Au courant des années 80 et 90, plusieurs experts de la modification, comme Custom Chrome, Drag Specialties et le fameux Arlen Ness, aident à la popularité de Harley-Davidson en personnalisant ses motos, souvent des Sportster ou des Softail, le premier modèle équipé du moteur Evolution sorti à la fin de l’année 1983. Au milieu des années 90, les dirigeants de la firme prennent conscience que les produits dérivés et les pièces optionnelles forment une véritable mine d’or. Depuis le début de la décennie, Clyde Fessler s’occupe déjà du développement de la division « Motorclothes », qui produit les vêtements et les accessoires Harley-Davidson (qui feront du symbole de la compagnie, chez les motocyclistes ou non, une icône populaire et incroyablement profitable). Par contre, la firme souhaite également commercialiser des pièces pour s’attirer un peu des profits des quelque 4500 magasins indépendants et spécialisés Harley-Davidson aux États-Unis. À cause de toutes les contraintes légales auxquelles sont soumises des entreprises comme la Harley-Davidson Motor Company, celle-ci n’arrivera pas à concurrencer la production de ses rivaux : il faudra chercher ailleurs. Clyde Fessler, aussi responsable du département des accessoires, nommé Genuine Motor Accessories (GMA), conçoit, avec son équipe, une gamme d’accessoires destinés aux futures motos afin que celles-ci soient modifiables en option par Harley-Davidson, et ce, dès leur mise en marché. Les premiers de ces accessoires seront dévoilés au rassemblement de Sturgis, en 1995. La gamme détachable offrait des porte-bagages, un pare-brise manœuvrable sans outils, des sissy bars et des sacoches. Le nom déjà très célèbre de la firme suffira à faire de ces accessoires un succès. Le siècle se terminera sur la conception du moteur Twin Cam 88, conçu pour les Softail.

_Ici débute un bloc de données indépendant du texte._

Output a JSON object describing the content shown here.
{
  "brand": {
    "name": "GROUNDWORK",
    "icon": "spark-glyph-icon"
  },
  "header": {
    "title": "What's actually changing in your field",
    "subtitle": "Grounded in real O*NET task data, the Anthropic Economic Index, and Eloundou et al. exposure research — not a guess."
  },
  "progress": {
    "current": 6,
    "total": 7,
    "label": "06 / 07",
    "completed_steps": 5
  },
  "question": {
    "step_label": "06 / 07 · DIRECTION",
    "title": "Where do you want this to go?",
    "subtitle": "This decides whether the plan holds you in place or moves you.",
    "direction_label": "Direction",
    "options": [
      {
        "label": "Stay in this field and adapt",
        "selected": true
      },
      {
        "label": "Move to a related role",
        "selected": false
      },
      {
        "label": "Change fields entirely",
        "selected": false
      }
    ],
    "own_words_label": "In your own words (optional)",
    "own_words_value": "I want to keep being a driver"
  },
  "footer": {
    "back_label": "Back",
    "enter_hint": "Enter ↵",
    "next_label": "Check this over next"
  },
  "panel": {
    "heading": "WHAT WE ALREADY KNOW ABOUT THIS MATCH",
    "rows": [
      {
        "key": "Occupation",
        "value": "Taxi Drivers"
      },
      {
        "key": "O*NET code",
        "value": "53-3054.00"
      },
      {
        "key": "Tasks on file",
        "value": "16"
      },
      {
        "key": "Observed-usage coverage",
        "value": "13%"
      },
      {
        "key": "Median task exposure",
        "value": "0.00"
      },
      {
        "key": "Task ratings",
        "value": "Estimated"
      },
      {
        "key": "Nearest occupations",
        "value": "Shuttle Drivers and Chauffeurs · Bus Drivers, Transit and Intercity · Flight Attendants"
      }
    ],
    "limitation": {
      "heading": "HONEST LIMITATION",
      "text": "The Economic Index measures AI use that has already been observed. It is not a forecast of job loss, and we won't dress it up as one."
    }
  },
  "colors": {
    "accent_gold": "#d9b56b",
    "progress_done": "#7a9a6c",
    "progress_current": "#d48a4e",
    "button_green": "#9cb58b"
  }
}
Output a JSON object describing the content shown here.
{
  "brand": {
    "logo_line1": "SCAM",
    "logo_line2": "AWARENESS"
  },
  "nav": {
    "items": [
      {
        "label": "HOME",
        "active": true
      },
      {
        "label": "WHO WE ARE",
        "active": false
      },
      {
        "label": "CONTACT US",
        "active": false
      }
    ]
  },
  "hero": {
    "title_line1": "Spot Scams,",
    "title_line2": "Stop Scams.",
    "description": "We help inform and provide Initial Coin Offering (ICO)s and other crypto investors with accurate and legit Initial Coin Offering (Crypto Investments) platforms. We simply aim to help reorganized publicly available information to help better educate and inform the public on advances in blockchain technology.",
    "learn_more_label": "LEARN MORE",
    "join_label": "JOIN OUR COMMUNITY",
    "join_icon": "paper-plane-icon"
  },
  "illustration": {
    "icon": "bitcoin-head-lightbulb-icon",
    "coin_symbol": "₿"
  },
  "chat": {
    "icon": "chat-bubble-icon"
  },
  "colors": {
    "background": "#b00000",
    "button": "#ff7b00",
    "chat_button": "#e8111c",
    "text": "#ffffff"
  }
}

Au tournant du siècle, Harley-Davidson fait une entrée fracassante qui annonce une période de prospérité. Dès 2001, la compagnie frappe fort avec la sortie du V-Rod, une moto qui, à l’image de son puissant moteur Revolution, est tout simplement révolutionnaire. Son design reprenant le style « dragster » est en rupture avec tout ce que Harley-Davidson a fait auparavant, mais s’intègre tout de même bien au catalogue de la marque, sans compter son succès auprès d’une nouvelle génération de motocyclistes. Par la suite, le triomphe des célébrations du centenaire de 2003 dépassera toutes les attentes avec près de 300 000 motos produites cette année-là. La fête finale, donnée à Milwaukee, attirera, selon les chiffres de la police locale, entre 200 000 et 250 000 motos et environ 500 000 personnes au total! Ceci marque la consécration de Harley-Davidson. Cette effervescence se fera aussi sentir les années suivantes : la production atteindra 349 196 motos en 2006, et la courbe aura été croissante jusque là. Pour séduire une clientèle plus jeune, la firme continue également à développer les motos sportives de l’ingénieur Erik Buell. Toutefois, la filiale, qui appartenait alors à Harley-Davidson, fermera ses portes en 2009, coulée par la crise de 2008. La compagnie de Milwaukee en profitera pour se concentrer sur ses motos et retournera sur le chemin de la croissance. Harley-Davidson est aujourd’hui un meneur dans l’industrie des grosses cylindrées. Des Sportster, Softail et V-Rod aux Road King et Electra-Glide, la Harley-Davidson Motor Company œuvre au présent pour une clientèle vaste, soutenue par la force de sa légende.